Wednesday 27 March 2013

Handprint chickens


I love crafting, though as anyone who has had the pleasure of teaching me art (the only subject I was told by the teacher not to do at GCSE, though whether because I lacked the skill or she just didn't want me in her classroom for two years who knows) will tell you, I am better at the concept than the execution. Nevertheless what I lack in talent I make up for in enthusiasm. Hence having to share these handprint chicks. They are my daughter's hands, not mine, and come courtesy of her nursery rather than our efforts at home, though I fully intend to add them to my repertoire as number #102 of things to do with handprints when you are bored.

Incidentally, I blogged some time ago about making rainbow rice. It took ages, stank of vinegar, costs loads of money to buy the rice and the food colouring, went everywhere and I threw it out after a couple of months (though we did have some fun with it the few times we played with it). A friend of mine had a baby shortly after I had number two. We're spending a lot of time together. "I never understood," she said, "why you didn't just buy a big pack of cheap tricolour pasta and play with that instead."

She's a bloody genius. I will do that next.

Wednesday 20 March 2013

A doctors' charter

We've had our fair share of contact with doctors the past few years. I certainly feel that what with pregnancies and birth and the care of our children once born, we're quids in when it comes to tax, and that's before we've even accessed the education system. It has led me to think however about what makes a good doctor. And it's rarely their actual medical skills. I was comparing two Consultants the other day, and why it was that I think one is brilliant and the other riles me. Then I realised, the latter one never introduced himself - it fell to me to ask him his name before he poked and prodded my child. Nor did he once use my child's name.

So here is my charter for doctors when dealing with child patients and their parents, for GPs and hospital doctors.

1) Names matter. Introduce yourself and ask what you should call the child. My daughter is never called by her full first name, I am not even sure she knows it. If a doctor wants to make her feel comfortable they need to used the diminutive we all use and they will only find this out by asking, not by glancing at her file. Similarly, my name matters. As I have written before, stop calling me mum.

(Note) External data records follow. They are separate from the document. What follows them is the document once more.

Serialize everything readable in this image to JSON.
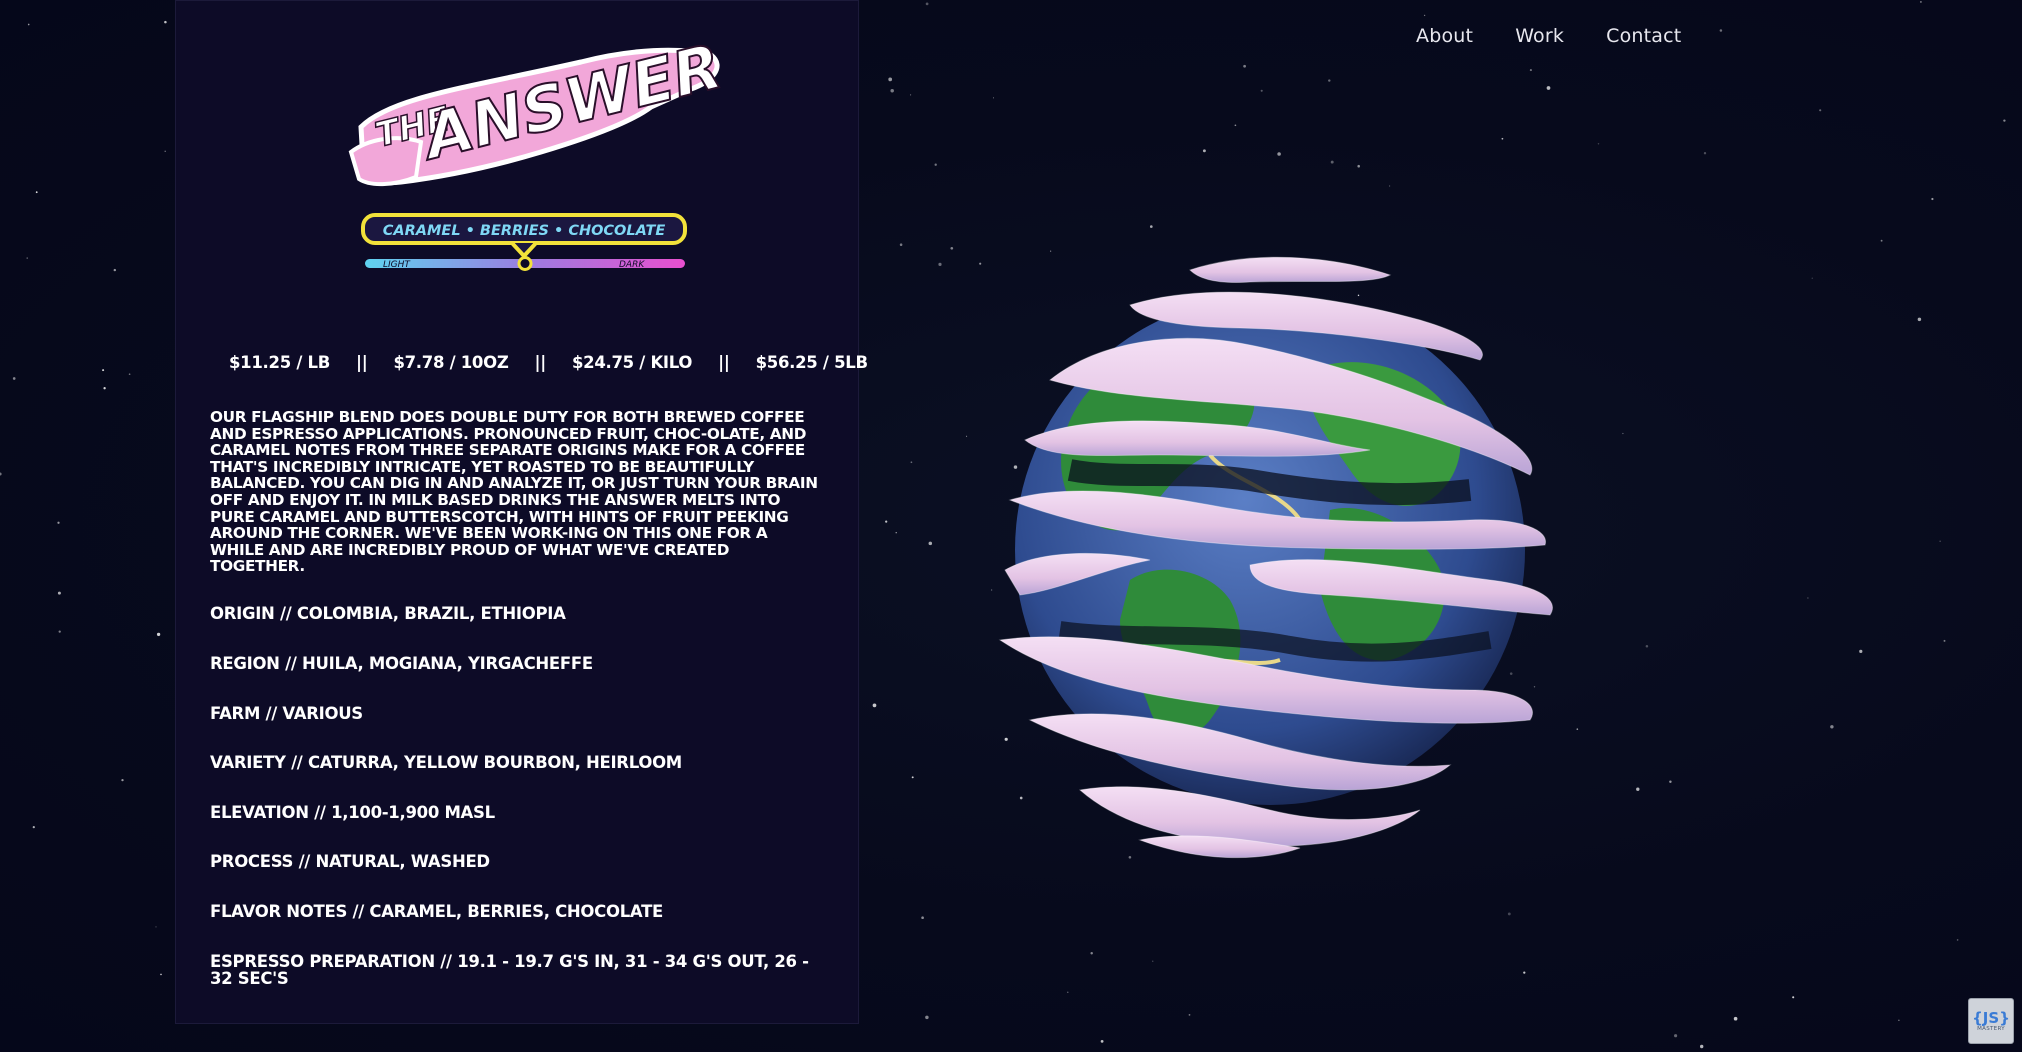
{
  "nav": {
    "items": [
      {
        "label": "About"
      },
      {
        "label": "Work"
      },
      {
        "label": "Contact"
      }
    ]
  },
  "product": {
    "logo_text_small": "THE",
    "logo_text_large": "ANSWER",
    "flavor_banner": "CARAMEL • BERRIES • CHOCOLATE",
    "roast_scale": {
      "light_label": "LIGHT",
      "dark_label": "DARK",
      "level": 0.5
    },
    "prices": [
      "$11.25 / LB",
      "$7.78 / 10OZ",
      "$24.75 / KILO",
      "$56.25 / 5LB"
    ],
    "price_separator": "||",
    "description": "OUR FLAGSHIP BLEND DOES DOUBLE DUTY FOR BOTH BREWED COFFEE AND ESPRESSO APPLICATIONS. PRONOUNCED FRUIT, CHOC-OLATE, AND CARAMEL NOTES FROM THREE SEPARATE ORIGINS MAKE FOR A COFFEE THAT'S INCREDIBLY INTRICATE, YET ROASTED TO BE BEAUTIFULLY BALANCED. YOU CAN DIG IN AND ANALYZE IT, OR JUST TURN YOUR BRAIN OFF AND ENJOY IT. IN MILK BASED DRINKS THE ANSWER MELTS INTO PURE CARAMEL AND BUTTERSCOTCH, WITH HINTS OF FRUIT PEEKING AROUND THE CORNER. WE'VE BEEN WORK-ING ON THIS ONE FOR A WHILE AND ARE INCREDIBLY PROUD OF WHAT WE'VE CREATED TOGETHER.",
    "specs": [
      "ORIGIN // COLOMBIA, BRAZIL, ETHIOPIA",
      "REGION // HUILA, MOGIANA, YIRGACHEFFE",
      "FARM // VARIOUS",
      "VARIETY //  CATURRA, YELLOW BOURBON, HEIRLOOM",
      "ELEVATION // 1,100-1,900 MASL",
      "PROCESS // NATURAL, WASHED",
      "FLAVOR NOTES // CARAMEL, BERRIES, CHOCOLATE",
      "ESPRESSO PREPARATION // 19.1 - 19.7 G'S IN, 31 - 34 G'S OUT, 26 - 32 SEC'S"
    ]
  },
  "badge": {
    "main": "{JS}",
    "sub": "MASTERY"
  },
  "colors": {
    "background": "#07091a",
    "card": "#0d0b27",
    "logo_pink": "#f2a7d9",
    "banner_yellow": "#f2e23a",
    "scale_cyan": "#5fd3f0",
    "scale_magenta": "#e94fd0",
    "ocean": "#3d5fa8",
    "land_green": "#2f8b3a",
    "cloud_pink": "#ead2ea"
  },
  "icons": {
    "globe": "globe-icon",
    "badge": "js-mastery-badge"
  }
}
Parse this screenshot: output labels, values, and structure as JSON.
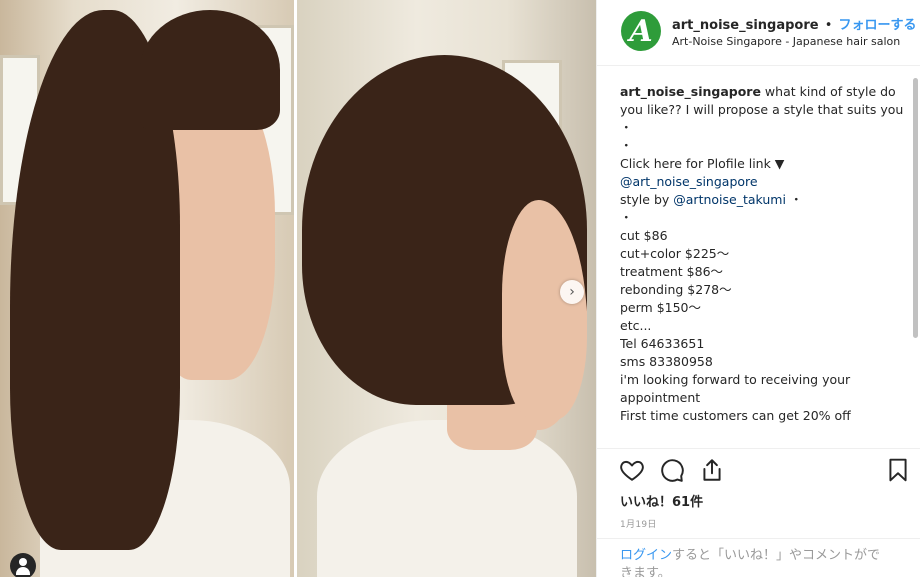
{
  "header": {
    "username": "art_noise_singapore",
    "separator": "•",
    "follow_label": "フォローする",
    "location": "Art-Noise Singapore - Japanese hair salon",
    "avatar_letter": "A"
  },
  "caption": {
    "username": "art_noise_singapore",
    "first_text": " what kind of style do you like?? I will propose a style that suits you",
    "bullet": "・",
    "profile_link_text": "Click here for Plofile link ▼",
    "mention_profile": "@art_noise_singapore",
    "style_by_label": "style by ",
    "mention_stylist": "@artnoise_takumi",
    "lines": [
      "cut $86",
      "cut+color $225〜",
      "treatment $86〜",
      "rebonding $278〜",
      "perm $150〜",
      "etc...",
      "Tel 64633651",
      "sms 83380958",
      "i'm looking forward to receiving your appointment",
      "First time customers can get 20% off"
    ]
  },
  "likes_label": "いいね！61件",
  "date_label": "1月19日",
  "login": {
    "link": "ログイン",
    "text": "すると「いいね！」やコメントができます。"
  },
  "photo": {
    "next_arrow": "›"
  },
  "colors": {
    "accent_blue": "#3897f0",
    "avatar_green": "#2e9c3a",
    "mention": "#003569"
  },
  "icons": [
    "heart-icon",
    "comment-icon",
    "share-icon",
    "bookmark-icon",
    "chevron-right-icon",
    "user-tag-icon"
  ]
}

2) Keep things private. Remember that just because a child is a child doesn't mean they don't also have a right to confidentiality and privacy. Don't start talking to me about their medical history in the corridor or waiting room.

3) Explain. It is easy to assume that just because a young child doesn't understand you there is no point explaining things to them. I believe children understand way more than we often give them credit for, and pick up an awful lot from body language and tone.

4) Be honest. Don't say something won't hurt if it will.

5) Keep listening. Just because I'm neurotic doesn't mean some of my concerns aren't justified. You know when you stop listening to me at my sixth point - well how do you know the seventh point isn't going to be the important one?

6) Ask parents what their worries are. I didn't know how to phrase my questions at one appointment, but the doctor finally managed to get it out of me. What specifically was I worried about, she asked. No one had asked me that before. It freed me to say what was on my mind, in the case the impact of radiation on fertility and cancer, and to be reassured.

7) Remember probability is meaningless to a parent. When you say something has a one in a hundred probability, we hear the one, not the hundred.

8) Talk information. There is no point telling us to steer clear of Google or avoid online forums - we won't. Far better to point us in the direction of the best sources of information.

9) Be human. I have one doctor I have seen a few times who always empathises and tells me his sons had something similar, whatever that may be, I have a hunch, based solely on the fact there is a picture in his office of him and a young girl but none of him and young boys, that his sons are made up wholly for empathetic purposes. Nonetheless I am choosing to believe him. It helps, knowing about your doctor's family, and who it is that they care about.

10) Be nice. My absolute favourite doctor always runs late. And she always apologises profusely. Which makes it okay.

Saturday 2 March 2013

When sympathy meets empathy

A friend of mine asked me, when I was a few days overdue with child two, whether I yet felt the need to apologise to everyone I knew who had ever been overdue before me, for not being sympathetic enough. In fact I didn't feel the need to apologise until about ten days overdue, when a momentary lull in my grumpiness made me think again of all my friends who had been through the same previously. I sent them all an apology.

The same friend contacted me recently. She'd had trapped wind. She remembered me once telling her how excruciating such pain could be, and herself felt the need to apologise to everyone who had ever had it for her lack of sympathy. (I think of this when winding my baby and whenever I am tempted to be lazy and give up pre burp).

But it's now I have children that I feel I must make the biggest apology. For I understand what it must feel like to have a sixteen year old be home later than promised or a seventeen year old drive your car at night or an eighteen year old head off to the airport with a backpack. Let alone go hang gliding or scuba diving or drug taking or glacier walking. All I can do, though I know it can't possibly stop my own children doing such things, is say to my parents, and parents everywhere, how very very sorry I am.